Nous sommes au seuil d’une nouvelle ère. La révolution technologique transforme notre vie à une vitesse vertigineuse, modifiant profondément les façons dont nous travaillons, apprenons et même vivons ensemble. Avec l’utilisation de plus en plus sophistiquée des mégadonnées, l’intelligence artificielle (IA) connaît une croissance exponentielle et trouve de nouvelles applications dans un nombre toujours croissant de secteurs, y compris la sécurité, l’environnement, la recherche et l’éducation, la santé, la culture et le commerce. 

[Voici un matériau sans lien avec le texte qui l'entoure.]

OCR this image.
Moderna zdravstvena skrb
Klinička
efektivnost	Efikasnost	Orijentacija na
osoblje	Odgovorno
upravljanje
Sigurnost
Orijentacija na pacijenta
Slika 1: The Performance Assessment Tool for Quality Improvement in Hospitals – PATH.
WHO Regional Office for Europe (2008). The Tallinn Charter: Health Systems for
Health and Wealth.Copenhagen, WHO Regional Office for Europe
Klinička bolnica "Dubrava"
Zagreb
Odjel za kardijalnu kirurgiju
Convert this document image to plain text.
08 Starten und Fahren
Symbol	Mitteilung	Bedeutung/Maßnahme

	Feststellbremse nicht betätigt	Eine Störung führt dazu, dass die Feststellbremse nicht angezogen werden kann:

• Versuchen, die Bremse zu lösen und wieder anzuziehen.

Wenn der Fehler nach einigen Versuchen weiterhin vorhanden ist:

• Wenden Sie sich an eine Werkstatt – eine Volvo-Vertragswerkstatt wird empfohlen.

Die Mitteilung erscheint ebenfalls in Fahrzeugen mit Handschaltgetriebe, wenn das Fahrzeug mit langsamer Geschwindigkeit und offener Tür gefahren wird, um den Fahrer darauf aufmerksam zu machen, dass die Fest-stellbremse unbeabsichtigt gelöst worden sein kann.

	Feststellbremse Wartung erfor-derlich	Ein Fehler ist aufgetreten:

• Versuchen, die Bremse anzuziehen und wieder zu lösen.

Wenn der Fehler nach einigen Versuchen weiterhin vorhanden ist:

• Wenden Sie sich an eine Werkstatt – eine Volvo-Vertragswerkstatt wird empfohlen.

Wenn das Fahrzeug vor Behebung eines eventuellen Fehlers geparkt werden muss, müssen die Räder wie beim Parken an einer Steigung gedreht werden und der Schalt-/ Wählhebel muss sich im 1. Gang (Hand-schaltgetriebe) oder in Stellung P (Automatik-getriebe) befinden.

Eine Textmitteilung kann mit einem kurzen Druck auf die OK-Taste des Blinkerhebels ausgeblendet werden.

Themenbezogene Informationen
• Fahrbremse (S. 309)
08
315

L’IA est la nouvelle frontière de l’humanité. Une fois que celle-ci sera franchie, une nouvelle forme de civilisation humaine verra le jour. Le principe directeur de l’IA n’est pas de devenir autonome ni de remplacer l’intelligence humaine. Mais nous devons nous assurer qu’elle est développée selon une approche humaniste, fondée sur des valeurs et les droits de l’homme. Nous faisons face à une question cruciale, à savoir quel type de société nous voulons pour demain. La révolution de l’IA ouvre de nouvelles perspectives passionnantes, mais les bouleversements anthropologiques et sociaux qu’elle engendre méritent une réflexion approfondie. 

UNE IMMENSE OPPORTUNITÉ POUR LE DÉVELOPPEMENT DURABLE 

Les transformations résultant de la révolution technologique et, en particulier, des développements de l’IA, touchent tous les aspects du domaine d’expertise de l’Organisation des Nations Unies pour l’éducation, la science et la culture (UNESCO). L’éducation est déjà transformée en profondeur par l’IA. Bientôt, les outils d’enseignement – les manière d’apprendre, d’accéder aux connaissances et de former les enseignants – seront différents. Désormais, l’acquisition des compétences numériques est au centre de nos programmes éducatifs. Nous devons aussi « apprendre à apprendre », car le rythme des innovations transforme rapidement le marché du travail. Aujourd’hui, plus que jamais, les humanités – histoire, philosophie, littérature – sont cruciales à notre capacité à agir dans notre monde en rapide mutation. Dans le domaine de la culture, l’IA est très sollicitée, par exemple, dans l’imagerie utilisée pour la reconstruction du patrimoine, dans les sciences, notamment dans nos programmes environnementaux ainsi que dans notre recherche subaquatique. La communication et l’information sont aussi directement tributaires des avancées réalisées dans le domaine de l’IA, en particulier en ce qui concerne la liberté d’expression et l’accès à l’information.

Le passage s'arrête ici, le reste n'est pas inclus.